We were almost 90 minutes into our first stop, and Chris had begun making small talk with a local man of his acquaintance. There's no shortage of conversation on Free Comic Book Day; the store -- a mainline, 'full-service' comic book shop on a busy highway -- was absolutely packed. Costumed stormtroopers patrolled the parking lot as a line for free items stretched down the facade of the entire strip mall. It was sunny, and dime bins were set up outside. Local artists drew sketches and signed books, and I personally rescued a Stephen R. Bissette Tyrant print from blowing away with the springtime breeze. "Don't want this to leave again," I joked, and there were people around who understood my joke, which is unusual and nice.

If you're wondering why retailers put up with FCBD, it's because if you put a lot a effort into presentation, local hype, sales, etc., it becomes something akin to a Black Friday for comics, complete with a sizable outlay of browsers who don't often visit Direct Market establishments, and do indeed often buy stuff on top of the giveaway items. At least that's what I've been told - anecdotally, but consistently.

Meanwhile elsewhere:

—Reviews & Commentary. Pauline Kal-el reviews an old Catwoman issue, and in the process gets sidetracked on why there hasn't been a Tolstoy of comics:

To imagine this mythical comic book that’s as good as War And Peace, you have to try to imagine the Leo Tolstoy of comic books. Who is this guy, who’s capable of making a 10/10 comic? The intellectual and bearded patriarch willing to spend a decade pouring his epic and expansive take on history and philosophy into the graphic format. If this dude is so smart, why’s he choosing a medium where artists work every hour god sends and are barely compensated for their efforts? Daniel Clowes once calculated that if he divided the hours he spent making comics against money he received, he worked for less than the minimum wage. You’d have to be crazy in a way Leo definitely wasn’t.

You soon realise that this guy, the comics Tolstoy, could never exist. Not just because of the money, either—Chris Ware calculated the ratio of an average novelist’s annual output to an outstanding cartoonist’s life’s work is 1:1. So you’d need six lifetimes to produce what the real Leo made in 6 years. It’s literally impossible for the human body to produce a comic of the depth and complexity of a War and Peace.

Bully notices a few recent comics in which the creators ignore or break the rules of visual storytelling.

Tom Spurgeon is a guest on the Comics Alternative podcast, in which they discuss this year's Eisner nominees.
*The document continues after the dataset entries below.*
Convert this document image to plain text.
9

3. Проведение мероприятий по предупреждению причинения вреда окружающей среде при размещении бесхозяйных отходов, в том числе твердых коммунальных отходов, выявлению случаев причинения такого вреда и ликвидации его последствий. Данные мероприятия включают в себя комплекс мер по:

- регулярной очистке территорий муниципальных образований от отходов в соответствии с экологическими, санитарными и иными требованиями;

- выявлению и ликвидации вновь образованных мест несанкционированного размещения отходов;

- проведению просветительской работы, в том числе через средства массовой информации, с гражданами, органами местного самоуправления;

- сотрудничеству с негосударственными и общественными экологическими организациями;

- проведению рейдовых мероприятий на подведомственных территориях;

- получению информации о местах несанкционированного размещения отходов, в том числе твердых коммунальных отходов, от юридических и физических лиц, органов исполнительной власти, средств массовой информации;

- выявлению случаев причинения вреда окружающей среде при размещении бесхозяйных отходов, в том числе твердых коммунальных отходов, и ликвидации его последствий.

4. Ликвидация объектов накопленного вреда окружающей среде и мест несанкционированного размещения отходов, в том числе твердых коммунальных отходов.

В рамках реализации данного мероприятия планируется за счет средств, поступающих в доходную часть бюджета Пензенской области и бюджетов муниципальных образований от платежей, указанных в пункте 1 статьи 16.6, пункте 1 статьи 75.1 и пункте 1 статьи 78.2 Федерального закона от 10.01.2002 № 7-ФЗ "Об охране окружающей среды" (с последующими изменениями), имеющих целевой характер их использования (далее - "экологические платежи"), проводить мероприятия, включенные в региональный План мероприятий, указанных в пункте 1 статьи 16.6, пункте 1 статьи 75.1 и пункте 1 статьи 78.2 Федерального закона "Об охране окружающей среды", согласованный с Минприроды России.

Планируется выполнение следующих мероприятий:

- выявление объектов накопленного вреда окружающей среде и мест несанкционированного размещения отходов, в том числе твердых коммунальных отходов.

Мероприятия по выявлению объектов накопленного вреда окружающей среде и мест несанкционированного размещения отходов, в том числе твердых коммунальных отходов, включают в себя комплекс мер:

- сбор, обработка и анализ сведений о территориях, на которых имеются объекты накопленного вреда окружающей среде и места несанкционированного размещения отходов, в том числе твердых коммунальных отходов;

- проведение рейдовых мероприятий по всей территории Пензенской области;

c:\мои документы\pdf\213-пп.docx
—Charlie Hebdo/PEN: Most readers of this site are probably either obsessed with this controversy and have already read everything I will now link to, or are exhausted by the whole thing, and would prefer not o read another word. But here are some of the more important or interesting things that have been written since last week. Andrew Solomon and Suzanne Nossel, who lead the PEN American Center, explain why the organization plans to honor Charlie Hebdo. The journalist Masha Gessen (brother of protest letter signee Keith Gessen) argues that the award is appropriate. Jon Wiener at The Nation argues that it is not. This New York Times piece does a good job at reporting the award opponents' views at their strongest. On Twitter, Dylan Horrocks compares the controversy to the Salman Rushdie/Satanic Verses affair. On video, Philip Gourevitch is interviewed by France 24 about the controversy. Caleb Crain has video of and translates Christiane Taubira's speech at one of the Charlie cartoonists' memorial service. (Taubira is the French minister of justice, and the person depicted in one of the most controversial covers.) Art Spiegelman, Alison Bechdel, and Neil Gaiman have agreed to host tables at the PEN event to replace some of the boycotting writers.

—Misc. The Nancy strip Peggy Olsen taped to her office door.

And last, but not least: Samplerman.